Like Daniel, who received word that his prayers had helped Gabriel fight against the prince of the air opposing him, I sent my petitions as weapons and armor against any schemes of the evil one that might threaten to undo my family. (Daniel 10: 1-13)
Herein lies the problem: when things go well, when the job comes through, the test score is great and the person walks out of the hospital, healed and whole, we say, “God answered prayers.”
And I believe that He does.
But if we ascribe glory and praise and honor and thanksgiving for the blessings received, how are we to understand and talk about the ones denied?
The nation of Israel was looking for Messiah-expecting Him.
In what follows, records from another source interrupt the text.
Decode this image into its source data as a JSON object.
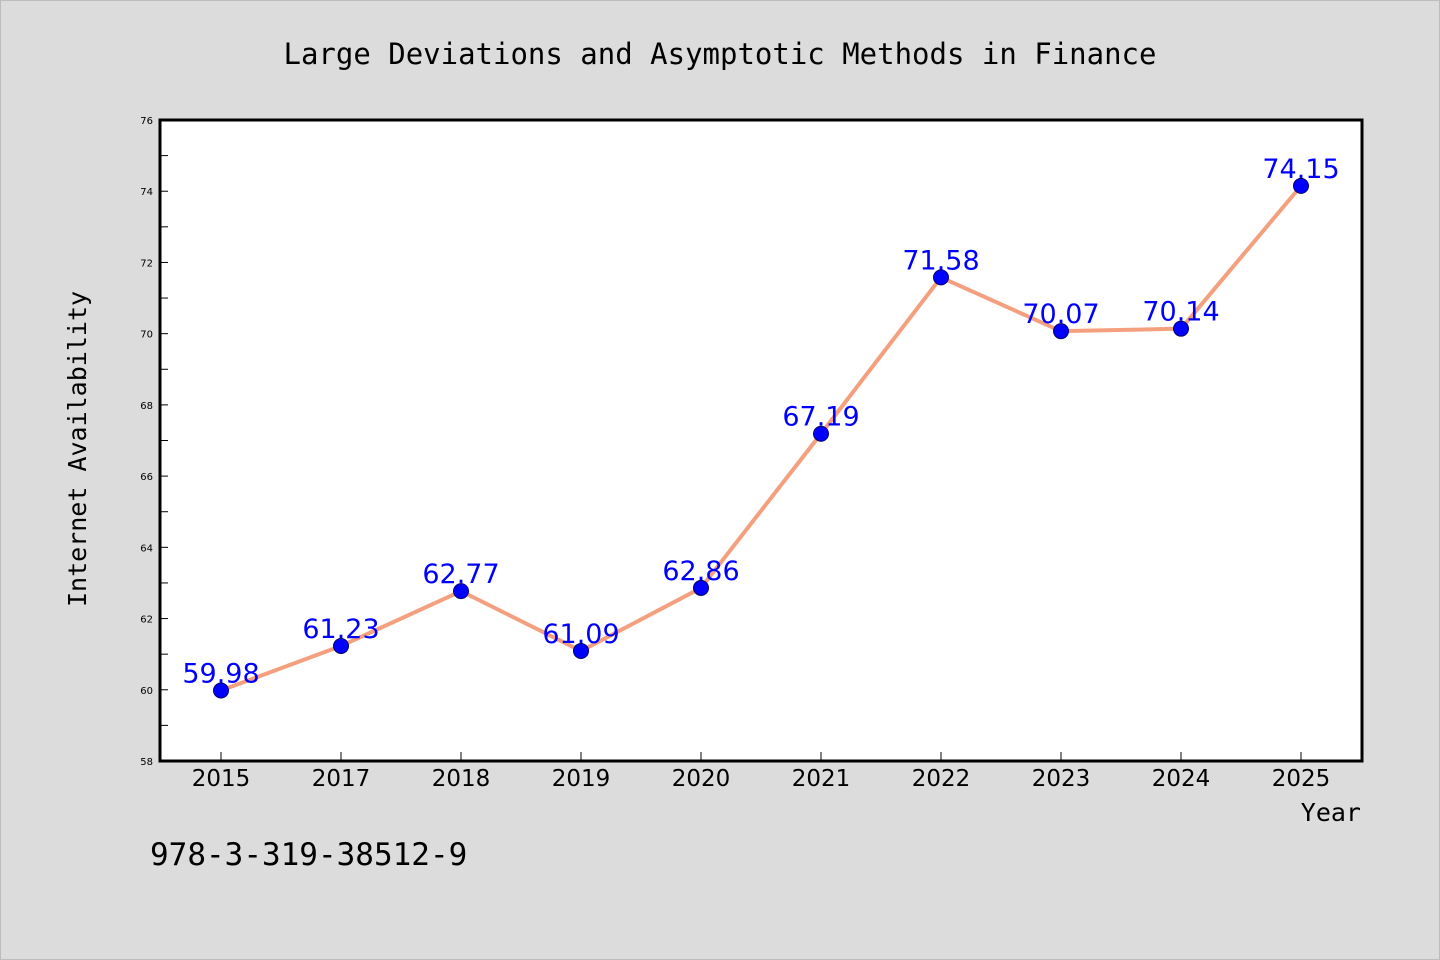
{
  "chart_data": {
    "type": "line",
    "title": "Large Deviations and Asymptotic Methods in Finance",
    "xlabel": "Year",
    "ylabel": "Internet Availability",
    "categories": [
      "2015",
      "2017",
      "2018",
      "2019",
      "2020",
      "2021",
      "2022",
      "2023",
      "2024",
      "2025"
    ],
    "series": [
      {
        "values": [
          59.98,
          61.23,
          62.77,
          61.09,
          62.86,
          67.19,
          71.58,
          70.07,
          70.14,
          74.15
        ],
        "labels": [
          "59.98",
          "61.23",
          "62.77",
          "61.09",
          "62.86",
          "67.19",
          "71.58",
          "70.07",
          "70.14",
          "74.15"
        ],
        "line_color": "#f4a07f",
        "marker_color": "#0000ff"
      }
    ],
    "ylim": [
      58,
      76
    ],
    "yticks": [
      "58",
      "60",
      "62",
      "64",
      "66",
      "68",
      "70",
      "72",
      "74",
      "76"
    ],
    "grid": false,
    "legend": "none"
  },
  "footer": {
    "isbn": "978-3-319-38512-9"
  }
}
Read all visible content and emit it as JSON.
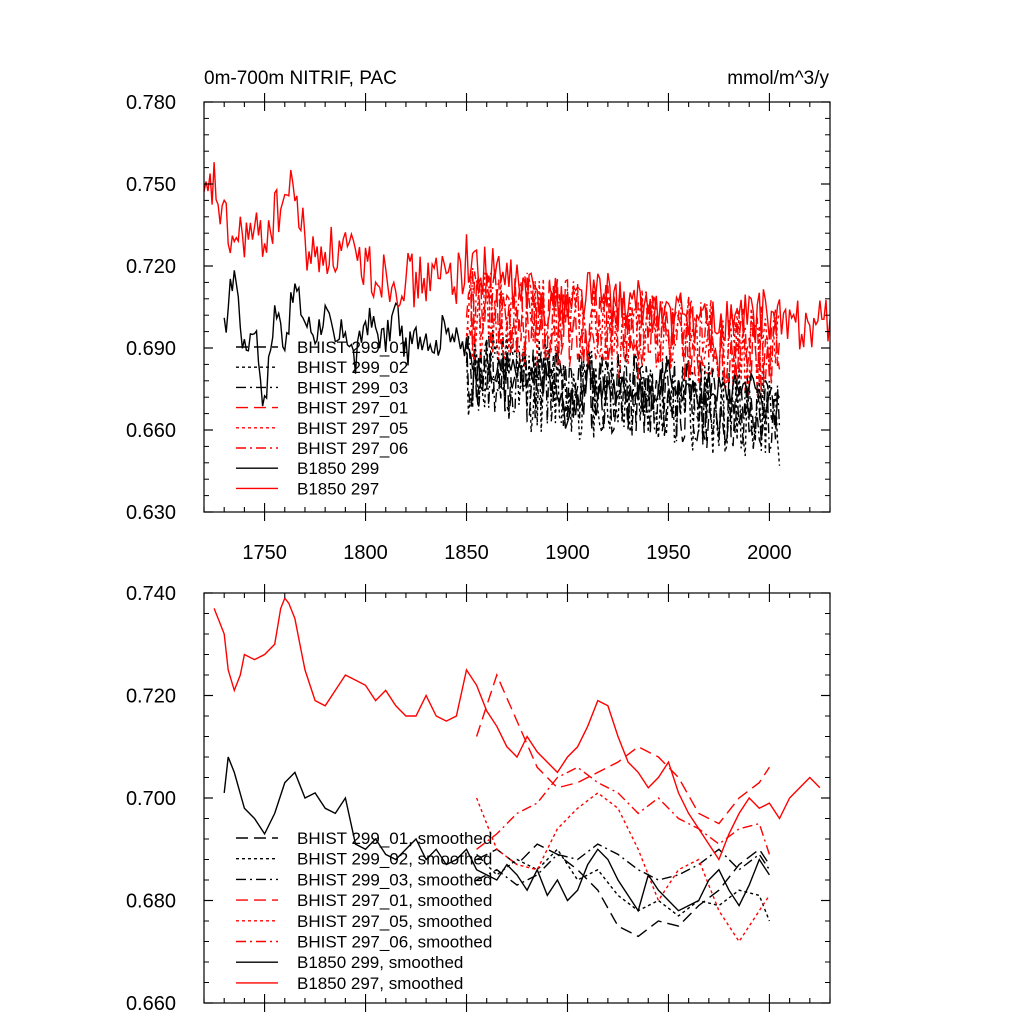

Yet when He came, most missed Him. They had decided for themselves what He would look like, what He would do and how He would rescue them from bondage.
God’s ways are inscrutable.
I’m not arguing that prayer doesn’t matter.
I am commanded to pray. And God’s faithfulness to answer prayer is documented from Genesis through Revelation.
But I would argue that the way we speak about prayer, as if we understand how it works and how God works in it and through it, is often unhelpful.
The book of Job pulls back the curtain on what was happening in the heavenlies when God allowed Satan access to Job’s life. We know that Job’s earthly suffering represented a testimony for God against the Accuser.
But there’s no evidence that Job ever knew.
There was no dramatic revelation by God to this man that had lost EVERYTHING except his own life (which he would have gladly given up) and his wife (who, it seems, went on to bear him more children-oh joy!). Instead, God confronts Job with questions, not answers.
My heart wants answers, not more questions.
I doubt that I will have them this side of heaven.
So I have decided to speak more honestly about my experience with prayer, to refuse to pretend I understand how it works any more than I understand how God breathes life into bodies or takes souls to heaven.
I will pray, as best I can-mostly recalling God’s own words to Him-and resist my desire to think that because I pray, I can direct His hand.
When Jesus was in agony at Gethsemene, He asked His Father to take the bitter cup from HIm, but in the end, submitted to God’s will and plan.
That is all I have left for me as well-to submit and be made into whatever God has ordained.
I will trust in the goodness and faithful love of my Heavenly Father, because He IS my Father.
I will lean into His heart even when I cannot see or understand the work of His hands and follow because He is the One Who will lead me Home.